Hollandalı ve Avrupalı siyasetçiler Amsterdam sokaklarında yaşanan 'Yahudi avını' oybirliğiyle kınadı. Medya daha da ileri giderek bir 'pogrom'dan söz ederken, Benjamin Netanyahu olayları İkinci Dünya Savaşı arifesinde Nazilerin Yahudilere yönelik baskısı olan Kristallnacht ile karşılaştırdı. Bazıları Amsterdam'daki olayları Holokost ile karşılaştırıp Anne Frank figürünü hatırlatırken, diğerleri ünlü günlüklerin yazarının Amsterdam taksicilerine saldırmadığına ve nüfusa desteğini yüksek sesle ifade etmediğine dikkat çekiyor.
Protestoları susturmak daha fazla tırmanışa şiddete
giden bir yoldur.
İsrail haberlerinde nüansa yer yok; Maccabi taraftarlarına neredeyse şehit muamelesi yapılıyor ve maçtan önce Hollanda'nın başkentini tahrip eden ultrasların herhangi bir suçu olduğu kabul edilmiyor. Antisemitizme karşı hassas olan Avrupa hükümetleri, İsrailli yetkililerin söylemine itiraz etmedi ve örneğin Fransa'da, Üç Bayraklılar ile İsrail milli takımı arasında oynanacak maçla bağlantılı olarak gösteriler ve Stade de France'a Filistin bayraklarının taşınması önleyici olarak yasaklandı. Paris polisi alarma geçirildi ve yetkililer Amsterdam ayaklanmalarının tekrarlanmasına izin vermeyecekleri sözünü verdiler. Ancak, tüm bunlar çok daha basit başka bir yolla önlenebilirdi.

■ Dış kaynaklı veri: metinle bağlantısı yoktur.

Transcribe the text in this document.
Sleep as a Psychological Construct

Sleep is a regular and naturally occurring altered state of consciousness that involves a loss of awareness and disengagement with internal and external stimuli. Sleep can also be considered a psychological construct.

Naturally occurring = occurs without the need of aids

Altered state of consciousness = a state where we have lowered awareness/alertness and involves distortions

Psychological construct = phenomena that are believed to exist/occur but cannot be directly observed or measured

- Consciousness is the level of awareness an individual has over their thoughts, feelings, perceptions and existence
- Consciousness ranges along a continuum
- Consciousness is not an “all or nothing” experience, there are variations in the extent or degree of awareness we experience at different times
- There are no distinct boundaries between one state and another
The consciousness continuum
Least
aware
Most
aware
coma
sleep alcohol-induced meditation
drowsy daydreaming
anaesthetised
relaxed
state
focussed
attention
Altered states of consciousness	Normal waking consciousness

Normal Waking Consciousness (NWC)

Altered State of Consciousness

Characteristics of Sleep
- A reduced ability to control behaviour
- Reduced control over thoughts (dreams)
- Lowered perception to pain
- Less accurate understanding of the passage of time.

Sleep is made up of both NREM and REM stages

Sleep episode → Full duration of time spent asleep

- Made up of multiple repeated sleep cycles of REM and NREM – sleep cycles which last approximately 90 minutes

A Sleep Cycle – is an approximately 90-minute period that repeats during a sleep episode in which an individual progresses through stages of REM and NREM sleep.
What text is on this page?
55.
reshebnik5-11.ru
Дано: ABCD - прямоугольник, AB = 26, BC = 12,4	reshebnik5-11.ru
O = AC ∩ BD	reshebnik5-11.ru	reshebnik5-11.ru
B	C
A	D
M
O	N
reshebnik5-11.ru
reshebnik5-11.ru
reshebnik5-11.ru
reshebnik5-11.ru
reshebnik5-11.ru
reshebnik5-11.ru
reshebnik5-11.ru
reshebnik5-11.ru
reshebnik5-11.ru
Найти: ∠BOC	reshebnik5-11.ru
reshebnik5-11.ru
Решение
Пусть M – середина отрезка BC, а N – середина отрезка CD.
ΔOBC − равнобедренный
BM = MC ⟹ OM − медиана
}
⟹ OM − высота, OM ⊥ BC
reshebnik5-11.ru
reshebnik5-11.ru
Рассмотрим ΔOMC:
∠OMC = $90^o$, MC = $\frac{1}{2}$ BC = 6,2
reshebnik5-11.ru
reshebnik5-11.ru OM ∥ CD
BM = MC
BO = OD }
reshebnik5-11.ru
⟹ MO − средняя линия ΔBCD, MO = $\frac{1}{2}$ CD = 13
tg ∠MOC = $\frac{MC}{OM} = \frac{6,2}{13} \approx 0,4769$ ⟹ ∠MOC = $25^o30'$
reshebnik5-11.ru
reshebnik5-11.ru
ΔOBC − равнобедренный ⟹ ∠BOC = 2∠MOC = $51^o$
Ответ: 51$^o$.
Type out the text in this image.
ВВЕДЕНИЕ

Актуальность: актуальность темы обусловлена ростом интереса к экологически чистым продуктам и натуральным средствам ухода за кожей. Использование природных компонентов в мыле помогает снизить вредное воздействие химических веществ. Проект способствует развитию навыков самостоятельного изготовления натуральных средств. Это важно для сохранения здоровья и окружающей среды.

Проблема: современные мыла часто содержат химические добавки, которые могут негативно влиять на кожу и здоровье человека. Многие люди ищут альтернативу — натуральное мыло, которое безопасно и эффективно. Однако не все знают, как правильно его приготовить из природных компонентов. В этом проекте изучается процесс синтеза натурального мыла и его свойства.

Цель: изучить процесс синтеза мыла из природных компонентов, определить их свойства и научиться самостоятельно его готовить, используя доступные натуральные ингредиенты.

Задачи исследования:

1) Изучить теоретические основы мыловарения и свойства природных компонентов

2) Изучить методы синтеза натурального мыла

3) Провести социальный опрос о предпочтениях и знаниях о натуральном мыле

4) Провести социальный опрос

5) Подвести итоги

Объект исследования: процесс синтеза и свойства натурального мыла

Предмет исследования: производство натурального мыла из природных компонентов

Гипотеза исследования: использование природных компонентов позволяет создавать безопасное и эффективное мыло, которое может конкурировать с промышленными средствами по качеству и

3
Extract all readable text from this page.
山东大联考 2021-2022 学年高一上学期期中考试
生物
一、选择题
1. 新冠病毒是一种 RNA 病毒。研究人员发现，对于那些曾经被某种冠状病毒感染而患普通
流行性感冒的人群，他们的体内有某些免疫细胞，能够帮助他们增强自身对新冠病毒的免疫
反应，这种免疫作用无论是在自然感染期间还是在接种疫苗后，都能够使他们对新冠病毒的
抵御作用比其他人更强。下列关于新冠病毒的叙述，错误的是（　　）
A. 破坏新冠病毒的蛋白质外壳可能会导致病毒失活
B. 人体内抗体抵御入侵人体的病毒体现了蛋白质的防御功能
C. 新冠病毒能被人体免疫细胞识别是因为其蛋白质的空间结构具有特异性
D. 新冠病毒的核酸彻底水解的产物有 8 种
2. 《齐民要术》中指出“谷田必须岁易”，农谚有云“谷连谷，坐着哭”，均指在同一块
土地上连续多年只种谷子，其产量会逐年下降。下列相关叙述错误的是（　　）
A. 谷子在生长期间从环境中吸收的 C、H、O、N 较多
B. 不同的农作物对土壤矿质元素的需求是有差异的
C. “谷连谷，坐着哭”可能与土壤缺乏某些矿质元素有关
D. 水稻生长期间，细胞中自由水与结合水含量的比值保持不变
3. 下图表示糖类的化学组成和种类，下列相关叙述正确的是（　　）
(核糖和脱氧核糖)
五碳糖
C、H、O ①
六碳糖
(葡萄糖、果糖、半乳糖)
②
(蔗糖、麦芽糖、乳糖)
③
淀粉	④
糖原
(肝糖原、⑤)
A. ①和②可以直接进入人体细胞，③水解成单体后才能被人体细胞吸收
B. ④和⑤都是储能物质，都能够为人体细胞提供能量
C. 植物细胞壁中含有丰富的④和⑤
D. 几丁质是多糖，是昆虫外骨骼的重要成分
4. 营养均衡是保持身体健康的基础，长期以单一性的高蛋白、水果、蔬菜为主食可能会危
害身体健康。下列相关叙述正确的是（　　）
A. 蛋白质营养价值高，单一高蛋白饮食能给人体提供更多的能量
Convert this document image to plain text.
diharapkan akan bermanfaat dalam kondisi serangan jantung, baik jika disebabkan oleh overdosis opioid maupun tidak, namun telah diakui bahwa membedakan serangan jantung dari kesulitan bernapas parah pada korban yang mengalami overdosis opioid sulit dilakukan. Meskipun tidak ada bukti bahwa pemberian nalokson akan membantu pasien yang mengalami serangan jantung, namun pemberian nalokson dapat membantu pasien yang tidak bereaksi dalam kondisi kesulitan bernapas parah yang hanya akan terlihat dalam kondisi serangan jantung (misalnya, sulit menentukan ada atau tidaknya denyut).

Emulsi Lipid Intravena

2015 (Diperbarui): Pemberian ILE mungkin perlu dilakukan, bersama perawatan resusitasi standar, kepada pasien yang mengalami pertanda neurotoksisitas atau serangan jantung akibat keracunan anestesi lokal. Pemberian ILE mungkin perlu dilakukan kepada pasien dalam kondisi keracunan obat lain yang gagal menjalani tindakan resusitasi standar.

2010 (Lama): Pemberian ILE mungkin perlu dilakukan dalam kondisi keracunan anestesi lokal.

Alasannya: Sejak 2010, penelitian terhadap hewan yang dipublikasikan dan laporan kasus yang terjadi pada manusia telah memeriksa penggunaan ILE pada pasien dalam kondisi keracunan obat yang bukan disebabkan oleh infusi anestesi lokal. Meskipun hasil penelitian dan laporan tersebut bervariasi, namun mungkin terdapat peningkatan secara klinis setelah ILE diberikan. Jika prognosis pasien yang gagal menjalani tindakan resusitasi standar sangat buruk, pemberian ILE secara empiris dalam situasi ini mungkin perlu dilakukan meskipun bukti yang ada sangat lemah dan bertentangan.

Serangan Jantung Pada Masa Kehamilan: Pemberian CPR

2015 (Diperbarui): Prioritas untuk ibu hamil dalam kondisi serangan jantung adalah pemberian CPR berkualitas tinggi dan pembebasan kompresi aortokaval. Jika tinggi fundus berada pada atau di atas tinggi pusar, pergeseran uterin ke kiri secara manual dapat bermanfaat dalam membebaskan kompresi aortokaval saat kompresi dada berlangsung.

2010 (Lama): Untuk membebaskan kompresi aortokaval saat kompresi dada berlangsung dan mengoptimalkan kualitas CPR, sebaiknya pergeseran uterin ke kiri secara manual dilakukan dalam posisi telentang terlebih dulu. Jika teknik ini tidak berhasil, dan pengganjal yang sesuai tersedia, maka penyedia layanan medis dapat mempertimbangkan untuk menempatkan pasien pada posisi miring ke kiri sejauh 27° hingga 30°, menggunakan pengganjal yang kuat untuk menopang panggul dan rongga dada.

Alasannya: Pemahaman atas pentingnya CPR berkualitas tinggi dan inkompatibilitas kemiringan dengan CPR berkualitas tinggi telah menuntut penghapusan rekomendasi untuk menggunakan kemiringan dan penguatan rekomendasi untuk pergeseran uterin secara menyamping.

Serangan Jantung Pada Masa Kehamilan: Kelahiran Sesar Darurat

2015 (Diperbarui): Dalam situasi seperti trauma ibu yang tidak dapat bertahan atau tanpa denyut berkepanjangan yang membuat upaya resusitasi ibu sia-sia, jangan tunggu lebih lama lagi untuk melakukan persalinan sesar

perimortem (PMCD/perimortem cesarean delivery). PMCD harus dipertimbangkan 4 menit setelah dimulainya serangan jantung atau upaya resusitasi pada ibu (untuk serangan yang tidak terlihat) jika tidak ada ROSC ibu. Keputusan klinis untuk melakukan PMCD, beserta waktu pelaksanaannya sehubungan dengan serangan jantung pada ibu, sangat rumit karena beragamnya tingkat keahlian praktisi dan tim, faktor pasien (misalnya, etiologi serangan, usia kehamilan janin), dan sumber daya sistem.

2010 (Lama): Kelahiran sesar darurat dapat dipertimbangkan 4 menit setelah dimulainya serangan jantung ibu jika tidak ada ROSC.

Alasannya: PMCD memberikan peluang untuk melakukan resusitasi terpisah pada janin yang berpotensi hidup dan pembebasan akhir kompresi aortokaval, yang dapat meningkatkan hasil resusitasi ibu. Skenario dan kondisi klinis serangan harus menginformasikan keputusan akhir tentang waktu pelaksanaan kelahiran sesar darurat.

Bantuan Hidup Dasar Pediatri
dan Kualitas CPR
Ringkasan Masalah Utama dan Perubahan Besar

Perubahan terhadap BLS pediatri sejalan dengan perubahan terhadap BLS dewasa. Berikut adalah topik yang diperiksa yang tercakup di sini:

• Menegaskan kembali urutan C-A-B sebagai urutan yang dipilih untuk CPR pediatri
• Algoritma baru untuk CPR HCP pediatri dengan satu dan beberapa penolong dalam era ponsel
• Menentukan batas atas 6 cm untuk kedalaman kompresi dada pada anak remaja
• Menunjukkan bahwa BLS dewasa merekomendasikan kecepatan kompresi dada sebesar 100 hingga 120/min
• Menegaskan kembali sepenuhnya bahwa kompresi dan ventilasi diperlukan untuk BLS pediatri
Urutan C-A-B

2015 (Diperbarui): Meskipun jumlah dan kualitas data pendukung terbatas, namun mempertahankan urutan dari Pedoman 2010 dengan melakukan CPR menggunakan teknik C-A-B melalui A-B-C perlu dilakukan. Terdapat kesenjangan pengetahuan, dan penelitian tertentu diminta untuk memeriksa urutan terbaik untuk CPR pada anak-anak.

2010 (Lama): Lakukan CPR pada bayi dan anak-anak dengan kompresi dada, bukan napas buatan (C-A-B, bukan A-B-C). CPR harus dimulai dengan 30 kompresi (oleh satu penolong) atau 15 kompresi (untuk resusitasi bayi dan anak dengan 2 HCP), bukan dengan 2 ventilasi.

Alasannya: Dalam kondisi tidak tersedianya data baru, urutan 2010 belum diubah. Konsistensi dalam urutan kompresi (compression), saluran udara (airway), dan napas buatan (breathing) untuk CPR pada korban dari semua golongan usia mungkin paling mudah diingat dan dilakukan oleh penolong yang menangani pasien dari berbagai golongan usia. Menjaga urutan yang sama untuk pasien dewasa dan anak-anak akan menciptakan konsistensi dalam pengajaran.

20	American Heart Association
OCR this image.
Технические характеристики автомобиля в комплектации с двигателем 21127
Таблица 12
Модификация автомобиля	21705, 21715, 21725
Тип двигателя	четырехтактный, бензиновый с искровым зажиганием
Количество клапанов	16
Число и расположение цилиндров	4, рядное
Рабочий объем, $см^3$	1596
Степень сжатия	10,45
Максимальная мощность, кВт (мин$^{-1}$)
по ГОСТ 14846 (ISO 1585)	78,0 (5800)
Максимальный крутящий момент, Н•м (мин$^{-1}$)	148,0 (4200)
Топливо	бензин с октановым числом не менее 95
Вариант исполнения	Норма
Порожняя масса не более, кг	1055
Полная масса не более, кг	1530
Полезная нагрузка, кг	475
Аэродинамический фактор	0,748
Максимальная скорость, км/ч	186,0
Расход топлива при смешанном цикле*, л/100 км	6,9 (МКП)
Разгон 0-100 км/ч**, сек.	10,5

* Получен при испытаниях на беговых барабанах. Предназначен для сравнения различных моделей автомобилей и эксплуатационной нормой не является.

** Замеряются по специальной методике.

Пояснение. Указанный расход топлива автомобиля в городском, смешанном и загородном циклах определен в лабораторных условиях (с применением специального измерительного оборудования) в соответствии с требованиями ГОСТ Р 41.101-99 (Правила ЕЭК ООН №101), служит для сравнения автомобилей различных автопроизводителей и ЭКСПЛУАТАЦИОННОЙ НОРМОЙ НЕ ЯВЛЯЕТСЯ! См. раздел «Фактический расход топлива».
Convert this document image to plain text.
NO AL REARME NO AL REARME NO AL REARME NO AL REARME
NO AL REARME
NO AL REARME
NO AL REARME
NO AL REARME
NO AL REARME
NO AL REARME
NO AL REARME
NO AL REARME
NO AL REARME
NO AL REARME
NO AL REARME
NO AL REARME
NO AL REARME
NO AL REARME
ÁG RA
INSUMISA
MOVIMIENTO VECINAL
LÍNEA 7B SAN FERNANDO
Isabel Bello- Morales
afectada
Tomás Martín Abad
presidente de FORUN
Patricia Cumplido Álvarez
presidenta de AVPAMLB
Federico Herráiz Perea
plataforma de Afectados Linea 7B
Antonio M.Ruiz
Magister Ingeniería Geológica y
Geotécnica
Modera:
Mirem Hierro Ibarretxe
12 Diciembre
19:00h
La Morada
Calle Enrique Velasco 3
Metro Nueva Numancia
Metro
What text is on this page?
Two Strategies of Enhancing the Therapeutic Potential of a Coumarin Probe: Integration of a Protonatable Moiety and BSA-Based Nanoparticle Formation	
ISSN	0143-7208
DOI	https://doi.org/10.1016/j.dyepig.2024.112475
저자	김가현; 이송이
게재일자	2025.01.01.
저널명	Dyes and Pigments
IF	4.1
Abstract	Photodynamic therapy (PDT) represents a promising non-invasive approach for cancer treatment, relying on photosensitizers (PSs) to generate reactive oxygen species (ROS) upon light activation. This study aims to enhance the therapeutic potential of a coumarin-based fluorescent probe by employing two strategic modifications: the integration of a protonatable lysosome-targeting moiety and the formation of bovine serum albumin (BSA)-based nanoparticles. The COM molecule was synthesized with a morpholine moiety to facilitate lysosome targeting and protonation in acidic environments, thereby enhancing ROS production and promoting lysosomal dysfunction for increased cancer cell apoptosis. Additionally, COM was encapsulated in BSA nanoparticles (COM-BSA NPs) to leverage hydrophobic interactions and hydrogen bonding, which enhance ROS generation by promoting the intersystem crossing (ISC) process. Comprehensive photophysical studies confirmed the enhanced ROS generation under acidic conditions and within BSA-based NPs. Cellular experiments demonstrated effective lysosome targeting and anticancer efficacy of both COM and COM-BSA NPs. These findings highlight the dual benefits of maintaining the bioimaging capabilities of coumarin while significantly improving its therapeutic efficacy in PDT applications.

İki yıl önce Rus kulüpleri ve milli takımı Avrupa müsabakalarından dışlanmıştı. Spartak Moskova taraftarlarının Legia maçına gelip Varşova sokaklarında Ukrayna karşıtı sloganlar atacağı bir durumu hayal etmek zor. Polonya'da yaşayan Ukraynalılar tarafından misafir taraftarlara yapılan saldırıların ardından Ukrayna yanlısı protestoları yasaklamak daha da saçma olurdu. Ancak benzer bir durum İsrail ve Filistin için de geçerlidir.
Batılı devletler, kitlesel zulümlerden sorumlu bir devletin spor müsabakalarından çıkarılmasını düşünmek yerine, Filistin'i savunmak için konuşmayı suç saymaktadır - Amsterdam'daki faul maçı öncesinde ve sonrasında gösteriler yasaklanmıştır. Demokratik ve sivil özgürlükleri kısıtlayan bu tür tedbirler, antisemitizmin gelişmesini engellemek yerine, öfkeyi daha saldırgan muhalefet eylemlerine yönlendirerek şiddeti körüklemektedir. Eğer Avrupa bir tarafın şiddetini görmezden gelmeye devam ederse Amsterdam ayaklanmaları son olmayacaktır.
Bu arada Başbakan Dick Schoof, saldırıların faillerinin yasaların tüm ağırlığıyla cezalandırılacağını açıkladı. Çok haklı olarak, ancak adalet herkese ulaşmayacaktır. Nitekim Hollanda'nın milliyetçi hükümeti, kendi vatandaşlarını, anavatanlarına dönmeyi başaran ve işledikleri suçlar için mahkemelere hesap vermeyecek olan ziyaretçi holiganlara karşı savunma konusunda şaşırtıcı bir itidal göstermiştir. Buna karşılık, Amsterdam'ı kasıp kavuran Maccabi taraftarlarının adalet önüne çıkarılamaması, İsrail'in uluslararası alanda ne kadar cezasız kaldığının iyi bir göstergesidir.